Columbia Sportswear Company (NASDAQ:COLM) is another dividend paying company whose products are most likely in our homes. The makers of many active outdoor apparel, footwear, accessories, and equipment currently yields a relatively low 1.30% with a payout ratio of 32.8%. Being a fairly new dividend payer, since making its first distribution in 2006, COLM has a respectable five-year annualized dividend growth rate of 7.29%. It may be a bit early to decide on how COLM will treat its dividend policy going forward, but it may be one to watch in the coming years. On the valuation side, COLM is expensive by any measure at 27.2 making it higher than the S&P on a current and forward valuation as well. COLM is a wait and see stock for sure.
In the pure retail segment of the sports industry is another dividend paying company that needs no introduction, Foot Locker, Inc. (NYSE:FL). FL is the owner and operator of its namesake as well as, Lady Foot Locker, Kids Foot Locker, Champs Sports, among others. FL currently yields 1.80% with a low payout ratio of 26.7%. Like many of the low yielding stocks I have mentioned in this article and previous articles, the ten-year annualized dividend growth rate for FL has been an amazing 20.58%. These types of stocks always beg the question of seeking current yield or high dividend growth for your portfolio. The PE of FL is current 16.2 which makes this stock a relative bargain in the market today and is also cheaper than many of its peers. FL may be an interesting pick if you are seeking a high dividend growth rate.

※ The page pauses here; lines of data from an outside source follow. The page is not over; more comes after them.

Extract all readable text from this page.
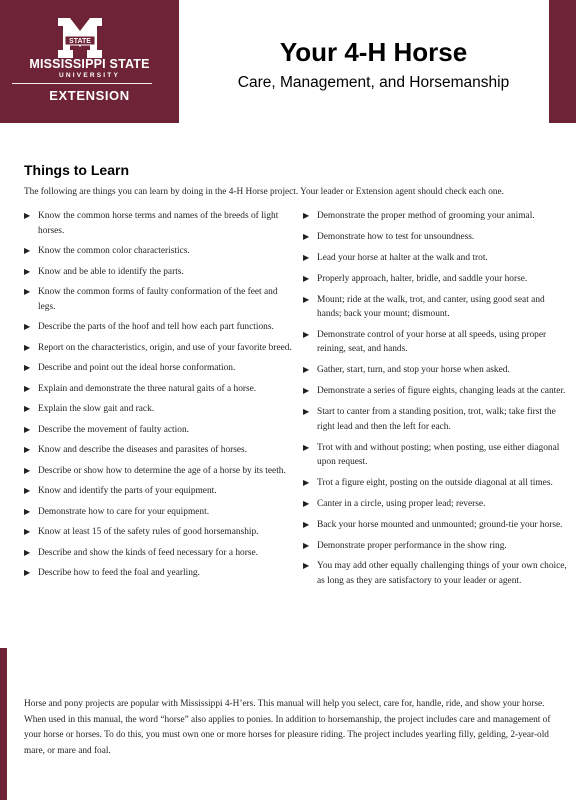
STATE
MISSISSIPPI STATE
UNIVERSITY
EXTENSION
Your 4-H Horse
Care, Management, and Horsemanship
Things to Learn
The following are things you can learn by doing in the 4-H Horse project. Your leader or Extension agent should check each one.
▶ Know the common horse terms and names of the breeds of light horses.
▶ Know the common color characteristics.
▶ Know and be able to identify the parts.
▶ Know the common forms of faulty conformation of the feet and legs.
▶ Describe the parts of the hoof and tell how each part functions.
▶ Report on the characteristics, origin, and use of your favorite breed.
▶ Describe and point out the ideal horse conformation.
▶ Explain and demonstrate the three natural gaits of a horse.
▶ Explain the slow gait and rack.
▶ Describe the movement of faulty action.
▶ Know and describe the diseases and parasites of horses.
▶ Describe or show how to determine the age of a horse by its teeth.
▶ Know and identify the parts of your equipment.
▶ Demonstrate how to care for your equipment.
▶ Know at least 15 of the safety rules of good horsemanship.
▶ Describe and show the kinds of feed necessary for a horse.
▶ Describe how to feed the foal and yearling.
▶ Demonstrate the proper method of grooming your animal.
▶ Demonstrate how to test for unsoundness.
▶ Lead your horse at halter at the walk and trot.
▶ Properly approach, halter, bridle, and saddle your horse.
▶ Mount; ride at the walk, trot, and canter, using good seat and hands; back your mount; dismount.
▶ Demonstrate control of your horse at all speeds, using proper reining, seat, and hands.
▶ Gather, start, turn, and stop your horse when asked.
▶ Demonstrate a series of figure eights, changing leads at the canter.
▶ Start to canter from a standing position, trot, walk; take first the right lead and then the left for each.
▶ Trot with and without posting; when posting, use either diagonal upon request.
▶ Trot a figure eight, posting on the outside diagonal at all times.
▶ Canter in a circle, using proper lead; reverse.
▶ Back your horse mounted and unmounted; ground-tie your horse.
▶ Demonstrate proper performance in the show ring.
▶ You may add other equally challenging things of your own choice, as long as they are satisfactory to your leader or agent.
Horse and pony projects are popular with Mississippi 4-H’ers. This manual will help you select, care for, handle, ride, and show your horse. When used in this manual, the word “horse” also applies to ponies. In addition to horsemanship, the project includes care and management of your horse or horses. To do this, you must own one or more horses for pleasure riding. The project includes yearling filly, gelding, 2-year-old mare, or mare and foal.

Also in the retail space we have Dick's Sporting Goods Inc. (NYSE:DKS). For those not familiar with DKS on the west coast Dick's Sporting Goods operates as a sports and fitness retailer. DKS currently yields 1.10% with a very low payout ratio of 19.0%. Another relatively new stock to pay dividends (regular payments since 2012), DKS sports an incredibly low valuation relative to the market and industry peers at only 16.6. Like FL, DKS may be a great dividend stock in the future but does offer a cheap "ground floor" entry point at current prices.
Finally, in the retail space we have Big 5 Sporting Goods Corp. (NASDAQ:BGFV). Like DKS, BGFV operates as a sporting goods retailer in the western United States. It's interesting to see how these two retailers have mostly stayed on either side of the United States with little overlap. Of all the stocks mentioned, BGFV has a relatively high current yield of 3.40% which will get the attention from many dividend seekers. The payout ratio is at a pretty safe 39.2% which ensures future dividend payments based on current cash flow. Like DKS, BGFV has a very low PE of only 12.1 and a forward PE of 7.8. Of course, low PEs alone do not make a stock cheap. It's interesting to note that the two aforementioned retailers are the cheapest dividend stocks relative to the S&P and its peers by a large margin.
When looking at dividend paying stocks in the sports industry investors have a wide variety of choices when it comes to the type of dividend payment they are looking for. Do you want a current high yield (BGFV), high dividend growth (NKE, FL), or a lower dividend yield with stable growth (VFC, COLM). There is no denying the insane size of the sports industry market worldwide. Do you own a piece of it?